There have been protests under the hashtag #ENDSARS after officers of the police unit were accused of preying on citizens, and in some cases torturing them.
Crowdfunding to support lawsuits
Tech company founders in Nigeria have used crowdfunding to raise up to 13.8 million naira ($38,300) to finance lawsuits as well as support existing initiatives fighting police brutality, according to Tijani, founder of Co-creation Hub.
“The fund will help to support lawsuits. The men involved in harassment should not just be arrested, they have to be prosecuted,” he said.

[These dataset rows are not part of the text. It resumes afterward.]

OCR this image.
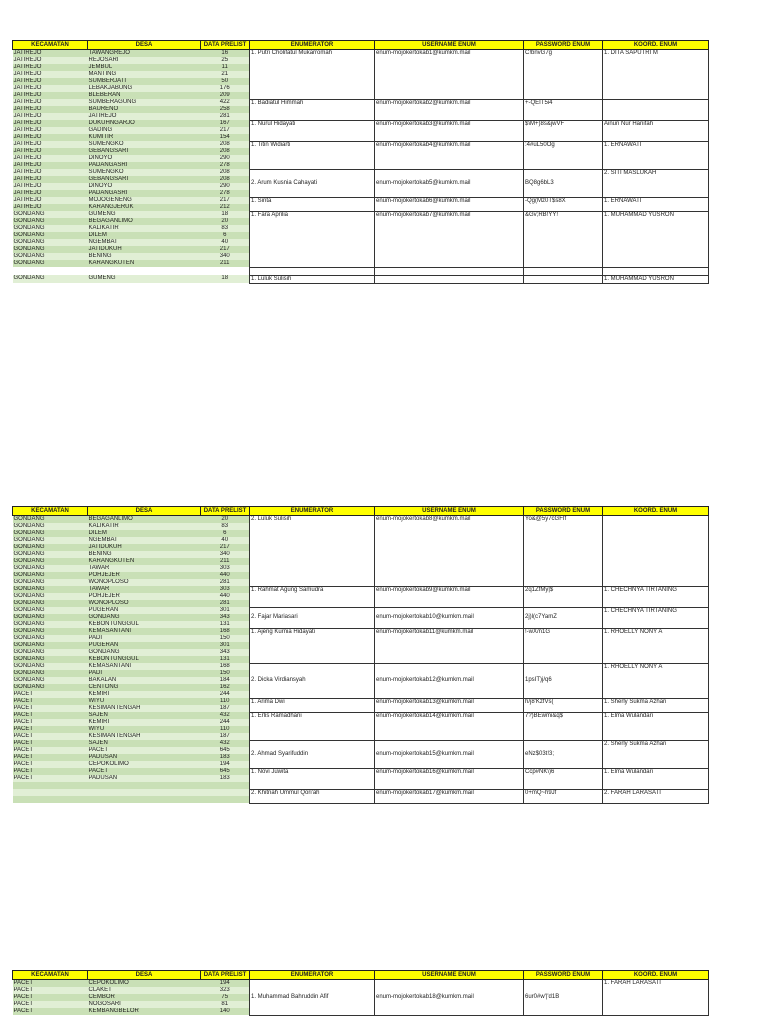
KECAMATAN	DESA	DATA PRELIST	ENUMERATOR	USERNAME ENUM	PASSWORD ENUM	KOORD. ENUM
JATIREJO	TAWANGREJO	16	1. Putri Cholifatul Mukarromah	enum-mojokertokab1@kumkm.mail	C!bnvG7g	1. DITA SAPUTRI M
JATIREJO	REJOSARI	25				
JATIREJO	JEMBUL	11				
JATIREJO	MANTING	21				
JATIREJO	SUMBERJATI	50				
JATIREJO	LEBAKJABUNG	176				
JATIREJO	BLEBERAN	209				
JATIREJO	SUMBERAGUNG	422	1. Badiatul Himmah	enum-mojokertokab2@kumkm.mail	+-QEIT5i4	
JATIREJO	BAURENO	258				
JATIREJO	JATIREJO	281				
JATIREJO	DUKUHNGARJO	167	1. Nurul Hidayati	enum-mojokertokab3@kumkm.mail	$\M+)8s&jwVF	Ainun Nur Hanifah
JATIREJO	GADING	217				
JATIREJO	KUMITIR	154				
JATIREJO	SUMENGKO	208	1. Titin Widiarti	enum-mojokertokab4@kumkm.mail	:4#uL50Og	1. ERNAWATI
JATIREJO	GEBANGSARI	208				
JATIREJO	DINOYO	290				
JATIREJO	PADANGASRI	278				
JATIREJO	SUMENGKO	208	2. Arum Kusnia Cahayati	enum-mojokertokab5@kumkm.mail	BQ8g6bL3	2. SITI MASLUKAH
JATIREJO	GEBANGSARI	208				
JATIREJO	DINOYO	290				
JATIREJO	PADANGASRI	278				
JATIREJO	MOJOGENENG	217	1. Sinta	enum-mojokertokab6@kumkm.mail	-Qg(Mz0T$s8X	1. ERNAWATI
JATIREJO	KARANGJERUK	212				
GONDANG	GUMENG	18	1. Fara Aprilia	enum-mojokertokab7@kumkm.mail	&Gv;RB!YY!	1. MUHAMMAD YUSRON
GONDANG	BEGAGANLIMO	20				
GONDANG	KALIKATIR	83				
GONDANG	DILEM	6				
GONDANG	NGEMBAT	40				
GONDANG	JATIDUKUH	217				
GONDANG	BENING	340				
GONDANG	KARANGKUTEN	211				

GONDANG	GUMENG	18	1. Luluk Sulisih			1. MUHAMMAD YUSRON
KECAMATAN	DESA	DATA PRELIST	ENUMERATOR	USERNAME ENUM	PASSWORD ENUM	KOORD. ENUM
GONDANG	BEGAGANLIMO	20	2. Luluk Sulisih	enum-mojokertokab8@kumkm.mail	Yo&@5y7cGFIf	
GONDANG	KALIKATIR	83				
GONDANG	DILEM	6				
GONDANG	NGEMBAT	40				
GONDANG	JATIDUKUH	217				
GONDANG	BENING	340				
GONDANG	KARANGKUTEN	211				
GONDANG	TAWAR	303				
GONDANG	POHJEJER	440				
GONDANG	WONOPLOSO	281				
GONDANG	TAWAR	303	1. Rahmat Agung Samudra	enum-mojokertokab9@kumkm.mail	2q1ZfMy|$	1. CHECHNYA TIRTANING
GONDANG	POHJEJER	440				
GONDANG	WONOPLOSO	281				
GONDANG	PUGERAN	301	2. Fajar Mariasari	enum-mojokertokab10@kumkm.mail	2j)l(c7YamZ	1. CHECHNYA TIRTANING
GONDANG	GONDANG	343				
GONDANG	KEBONTUNGGUL	131				
GONDANG	KEMASANTANI	168	1. Ajeng Kurnia Hidayati	enum-mojokertokab11@kumkm.mail	!-wX/n1G	1. RHOELLY NONY A
GONDANG	PADI	150				
GONDANG	PUGERAN	301				
GONDANG	GONDANG	343				
GONDANG	KEBONTUNGGUL	131				
GONDANG	KEMASANTANI	168	2. Dicka Virdiansyah	enum-mojokertokab12@kumkm.mail	1psIT)j/q6	1. RHOELLY NONY A
GONDANG	PADI	150				
GONDANG	BAKALAN	184				
GONDANG	CENTONG	162				
PACET	KEMIRI	244				
PACET	WIYU	110	1. Arima Dwi	enum-mojokertokab13@kumkm.mail	h/j8'KzfVs(	1. Sherly Sukma Azhari
PACET	KESIMANTENGAH	187				
PACET	SAJEN	432	1. Erlis Ramadhani	enum-mojokertokab14@kumkm.mail	7?)BEwmi&q$	1. Elma Wulandari
PACET	KEMIRI	244				
PACET	WIYU	110				
PACET	KESIMANTENGAH	187				
PACET	SAJEN	432	2. Ahmad Syarifuddin	enum-mojokertokab15@kumkm.mail	eNz$03t!3;	2. Sherly Sukma Azhari
PACET	PACET	645				
PACET	PADUSAN	183				
PACET	CEPOKOLIMO	194				
PACET	PACET	645	1. Novi Juwita	enum-mojokertokab16@kumkm.mail	Ccp#NK\)6	1. Elma Wulandari
PACET	PADUSAN	183				

			2. Khitnah Ummul Qori'ah	enum-mojokertokab17@kumkm.mail	0+mQ~h9Jf	2. FARAH LARASATI

KECAMATAN	DESA	DATA PRELIST	ENUMERATOR	USERNAME ENUM	PASSWORD ENUM	KOORD. ENUM
PACET	CEPOKOLIMO	194	1. Muhammad Bahruddin Afif	enum-mojokertokab18@kumkm.mail	6ur0#w'|'d1B	1. FARAH LARASATI
PACET	CLAKET	323				
PACET	CEMBOR	75				
PACET	NOGOSARI	81				
PACET	KEMBANGBELOR	140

Reacting to the campaign, Bala Elkana, a spokesman for the Lagos state police, said police are committed to protecting the rights of Nigerian citizens.
“Citizens have the right to move about without being harassed or molested by anybody. If there is any member of the tech association that has suffered any form of harassment they should step forward and we will investigate. We are determined to bring an end to this impunity,” he told CNN.
On social media, Nigerians are using the hashtag #StopRobbingUs to support members of the tech community and highlight harassment by police officers.